Collaborative creativity with Monte-Carlo Tree Search and Convolutional Neural Networks
This work addresses the challenge of aligning AI creativity with human perception in collaborative drawing, though it is incremental as it builds on known issues like deep neural networks being easily fooled.
The study explored a human-machine collaborative drawing system using Monte Carlo Tree Search with image classifiers, finding that shallow models produced limited but recognizable images, while deep Convolutional Neural Networks generated diverse images that were mostly unrecognizable noise to humans, despite high agent confidence.

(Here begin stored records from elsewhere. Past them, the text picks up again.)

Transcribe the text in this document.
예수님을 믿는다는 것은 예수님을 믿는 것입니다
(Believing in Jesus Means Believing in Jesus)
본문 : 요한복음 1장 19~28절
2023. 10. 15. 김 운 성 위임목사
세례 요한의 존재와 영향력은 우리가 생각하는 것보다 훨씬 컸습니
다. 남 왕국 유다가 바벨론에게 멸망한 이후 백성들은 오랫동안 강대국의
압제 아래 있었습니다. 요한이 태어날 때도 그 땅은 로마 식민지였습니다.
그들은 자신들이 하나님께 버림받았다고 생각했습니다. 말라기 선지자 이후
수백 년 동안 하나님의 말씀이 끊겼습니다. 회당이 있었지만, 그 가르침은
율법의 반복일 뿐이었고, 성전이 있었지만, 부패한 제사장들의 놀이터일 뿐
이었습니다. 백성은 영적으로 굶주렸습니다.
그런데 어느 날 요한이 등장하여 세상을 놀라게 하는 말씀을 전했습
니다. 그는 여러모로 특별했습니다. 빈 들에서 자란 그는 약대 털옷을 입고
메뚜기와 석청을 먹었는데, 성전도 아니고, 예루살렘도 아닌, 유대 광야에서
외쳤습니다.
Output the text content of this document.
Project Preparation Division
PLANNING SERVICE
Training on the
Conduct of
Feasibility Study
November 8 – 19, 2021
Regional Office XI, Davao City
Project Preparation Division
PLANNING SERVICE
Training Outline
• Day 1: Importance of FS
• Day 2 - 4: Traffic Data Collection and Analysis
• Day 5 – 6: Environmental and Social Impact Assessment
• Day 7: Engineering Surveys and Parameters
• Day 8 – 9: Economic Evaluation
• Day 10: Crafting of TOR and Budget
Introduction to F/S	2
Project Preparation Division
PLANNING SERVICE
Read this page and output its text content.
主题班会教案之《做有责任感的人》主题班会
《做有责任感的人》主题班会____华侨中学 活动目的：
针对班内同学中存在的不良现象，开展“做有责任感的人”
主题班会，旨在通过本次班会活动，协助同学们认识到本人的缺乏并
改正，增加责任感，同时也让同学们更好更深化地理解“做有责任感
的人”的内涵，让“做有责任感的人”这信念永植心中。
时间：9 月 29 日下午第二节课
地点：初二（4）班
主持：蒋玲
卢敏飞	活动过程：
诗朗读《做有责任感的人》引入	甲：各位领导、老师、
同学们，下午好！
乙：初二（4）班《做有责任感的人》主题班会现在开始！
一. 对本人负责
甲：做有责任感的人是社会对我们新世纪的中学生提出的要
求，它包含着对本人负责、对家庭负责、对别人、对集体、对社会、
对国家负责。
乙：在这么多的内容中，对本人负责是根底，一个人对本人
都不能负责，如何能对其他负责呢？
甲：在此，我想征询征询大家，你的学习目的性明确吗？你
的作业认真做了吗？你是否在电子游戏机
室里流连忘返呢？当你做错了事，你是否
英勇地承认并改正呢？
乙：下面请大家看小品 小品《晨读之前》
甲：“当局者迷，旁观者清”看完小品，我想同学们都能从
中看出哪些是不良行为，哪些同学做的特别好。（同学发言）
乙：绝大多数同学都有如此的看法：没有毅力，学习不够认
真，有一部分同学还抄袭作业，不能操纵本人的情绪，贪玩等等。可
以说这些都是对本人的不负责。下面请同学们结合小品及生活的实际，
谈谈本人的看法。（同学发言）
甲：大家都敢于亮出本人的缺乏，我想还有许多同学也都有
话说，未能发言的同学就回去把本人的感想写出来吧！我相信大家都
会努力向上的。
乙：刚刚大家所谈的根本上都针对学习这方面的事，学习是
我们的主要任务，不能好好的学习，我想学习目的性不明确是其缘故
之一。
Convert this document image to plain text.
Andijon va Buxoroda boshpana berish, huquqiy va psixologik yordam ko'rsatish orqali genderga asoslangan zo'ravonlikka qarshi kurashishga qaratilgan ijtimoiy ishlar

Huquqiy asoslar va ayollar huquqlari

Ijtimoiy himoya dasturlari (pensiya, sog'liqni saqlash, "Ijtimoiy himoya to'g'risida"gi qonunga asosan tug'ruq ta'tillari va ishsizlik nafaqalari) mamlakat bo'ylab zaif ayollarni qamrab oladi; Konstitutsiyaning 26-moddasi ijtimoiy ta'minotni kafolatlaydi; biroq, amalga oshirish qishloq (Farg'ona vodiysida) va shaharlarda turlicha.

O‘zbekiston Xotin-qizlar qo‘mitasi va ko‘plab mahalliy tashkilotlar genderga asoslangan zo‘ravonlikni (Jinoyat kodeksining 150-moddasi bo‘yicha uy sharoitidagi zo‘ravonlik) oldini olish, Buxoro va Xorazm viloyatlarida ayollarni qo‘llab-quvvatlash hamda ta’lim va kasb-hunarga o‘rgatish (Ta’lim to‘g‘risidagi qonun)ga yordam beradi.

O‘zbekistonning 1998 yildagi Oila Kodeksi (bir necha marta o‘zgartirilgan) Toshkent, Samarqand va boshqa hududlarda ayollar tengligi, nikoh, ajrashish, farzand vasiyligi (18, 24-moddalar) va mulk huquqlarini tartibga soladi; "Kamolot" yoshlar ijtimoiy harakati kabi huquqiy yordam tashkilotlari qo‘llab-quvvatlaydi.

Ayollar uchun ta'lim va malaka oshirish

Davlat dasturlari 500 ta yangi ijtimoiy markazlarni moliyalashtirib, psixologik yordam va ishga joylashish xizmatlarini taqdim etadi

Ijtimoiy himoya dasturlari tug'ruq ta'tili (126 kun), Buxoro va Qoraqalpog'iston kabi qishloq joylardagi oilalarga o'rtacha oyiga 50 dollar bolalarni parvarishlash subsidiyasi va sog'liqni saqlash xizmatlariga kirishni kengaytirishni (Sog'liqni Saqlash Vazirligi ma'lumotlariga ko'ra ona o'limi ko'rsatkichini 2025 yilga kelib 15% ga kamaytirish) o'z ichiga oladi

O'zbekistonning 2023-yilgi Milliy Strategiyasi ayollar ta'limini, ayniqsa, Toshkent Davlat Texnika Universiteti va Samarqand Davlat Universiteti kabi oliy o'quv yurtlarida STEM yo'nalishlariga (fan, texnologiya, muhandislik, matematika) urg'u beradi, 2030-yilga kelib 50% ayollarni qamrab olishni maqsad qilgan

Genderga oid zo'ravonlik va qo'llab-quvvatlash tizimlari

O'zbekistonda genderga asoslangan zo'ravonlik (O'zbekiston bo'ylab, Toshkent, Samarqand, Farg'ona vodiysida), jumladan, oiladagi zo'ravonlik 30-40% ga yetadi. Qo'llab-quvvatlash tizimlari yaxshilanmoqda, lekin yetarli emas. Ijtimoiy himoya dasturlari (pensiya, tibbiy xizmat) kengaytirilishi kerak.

We investigate a human-machine collaborative drawing environment in which an autonomous agent sketches images while optionally allowing a user to directly influence the agent's trajectory. We combine Monte Carlo Tree Search with image classifiers and test both shallow models (e.g. multinomial logistic regression) and deep Convolutional Neural Networks (e.g. LeNet, Inception v3). We found that using the shallow model, the agent produces a limited variety of images, which are noticably recogonisable by humans. However, using the deeper models, the agent produces a more diverse range of images, and while the agent remains very confident (99.99%) in having achieved its objective, to humans they mostly resemble unrecognisable 'random' noise. We relate this to recent research which also discovered that 'deep neural networks are easily fooled' \cite{Nguyen2015} and we discuss possible solutions and future directions for the research.